A ver, ¿el país más hermoso del mundo? Mmm, eso es super subjetivo, ¿no? Pero si tuviera que elegir...

Diría que Indonesia tiene un encanto especial. No sé, quizás porque fui ahí en 2018 y me flipó todo. Recuerdo estar en Ubud, Bali, y sentir que estaba en otro planeta. Los arrozales verdes esmeralda, los templos antiguos... ¡ufff! Además, la gente era súper amable.

Y sí, es verdad lo de la biodiversidad. Creo que solo Brasil y Perú tienen más variedad de plantas y animales. ¡Es una locura la cantidad de especies que hay! Me acuerdo de ver unos pájaros super raros en un parque nacional, no me acuerdo cuál era, algo con "gunung" creo.

No sé, para mí Indonesia tiene algo que te atrapa. Seguro que hay otros países igual de bonitos, eh? Pero este me tocó la fibra.

Preguntas y respuestas concisas:

  • ¿Cuál es el país más hermoso del mundo? Indonesia.
  • ¿Qué lugar ocupa Indonesia en biodiversidad? Tercero.
  • ¿Qué países superan a Indonesia en biodiversidad? Brasil y Perú.

¿Cuál es el país considerado el más bello del planeta?

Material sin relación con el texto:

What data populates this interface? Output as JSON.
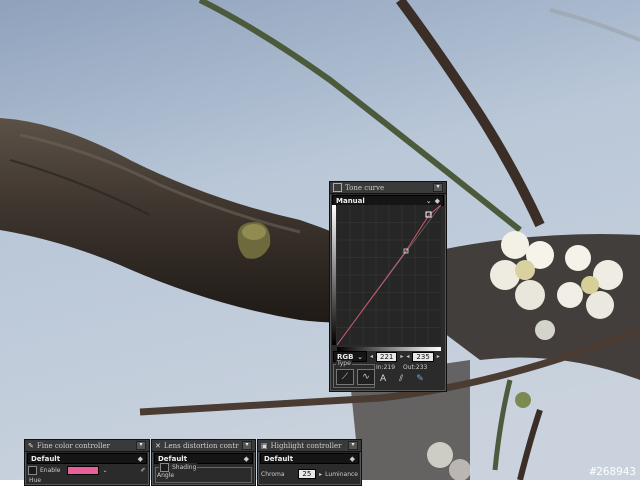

¡Noruega, eh! ¿El país más bello? Vamos, como decir que el brócoli es el postre más sabroso. ¡Pero oye, para gustos, colores!

Noruega es la reina de la belleza según algunos. Imagino que sus fiordos son como los espejos donde se miran las montañas... ¡coquetas ellas! Y sus bosques, pues, ¡un spa natural para pinos!

  • Montañas: Tan altas que seguro tocan el cielo. ¡O quizás solo las nubes les hacen cosquillas!
  • Bosques: Llenos de árboles que parecen sacados de un cuento de Navidad. ¡Solo falta Papá Noel!
  • Parques nacionales: ¡Casi 50! Más que restaurantes de comida rápida en mi ciudad. ¡Una locura!

Dato extra: Dicen que ver la aurora boreal allí es como ver a Dios bailando salsa. Yo no he visto ni una cosa ni la otra, pero suena épico, ¿no? Mi prima fue y volvió diciendo que prefiere Benidorm. ¡Cada loco con su tema!

Aclaración importante: Esto es como cuando mi abuela dice que su pueblo es el mejor del mundo. ¡Puro amor de abuela! Así que, toma esta información con una pizca de sal… ¡o con un buen chorro de aceite de oliva, que también vale!

¿Cuál es el país más bello del mundo?

Belleza. Subjetivo. Un sinsentido.

Para mí, Islandia. Roca. Hielo. Viento. Eso sí es belleza. Brutal. Desoladora. Perfecta.

  • Paisajes volcánicos. Impresionantes. Siempre he odiado las playas.
  • Auroras boreales. Un espectáculo… frío. Como yo.
  • Silencio. Ese es el verdadero lujo. El silencio.

Otros prefieren Italia. Arquitectura. Historia. Demasiado… calor humano. Asfixiante. Prefiero la soledad de los glaciares.

Recuerdo mi viaje en 2024. Solo. Necesitaba eso. Esa desconexión.

  • El azul del hielo me recuerda a… nada. No a nada. Simplemente, es.
  • La inmensidad. Te aniquila. Te purifica. Eso sí. Te purifica.
  • La crudeza de la naturaleza. Sin florituras. Sin sentimentalismos.

Cada quien con su locura. Su idea de belleza. La mía es fría. Como el hielo. Como el universo. Infinita. Impersonal. La belleza es la ausencia de lo superfluo.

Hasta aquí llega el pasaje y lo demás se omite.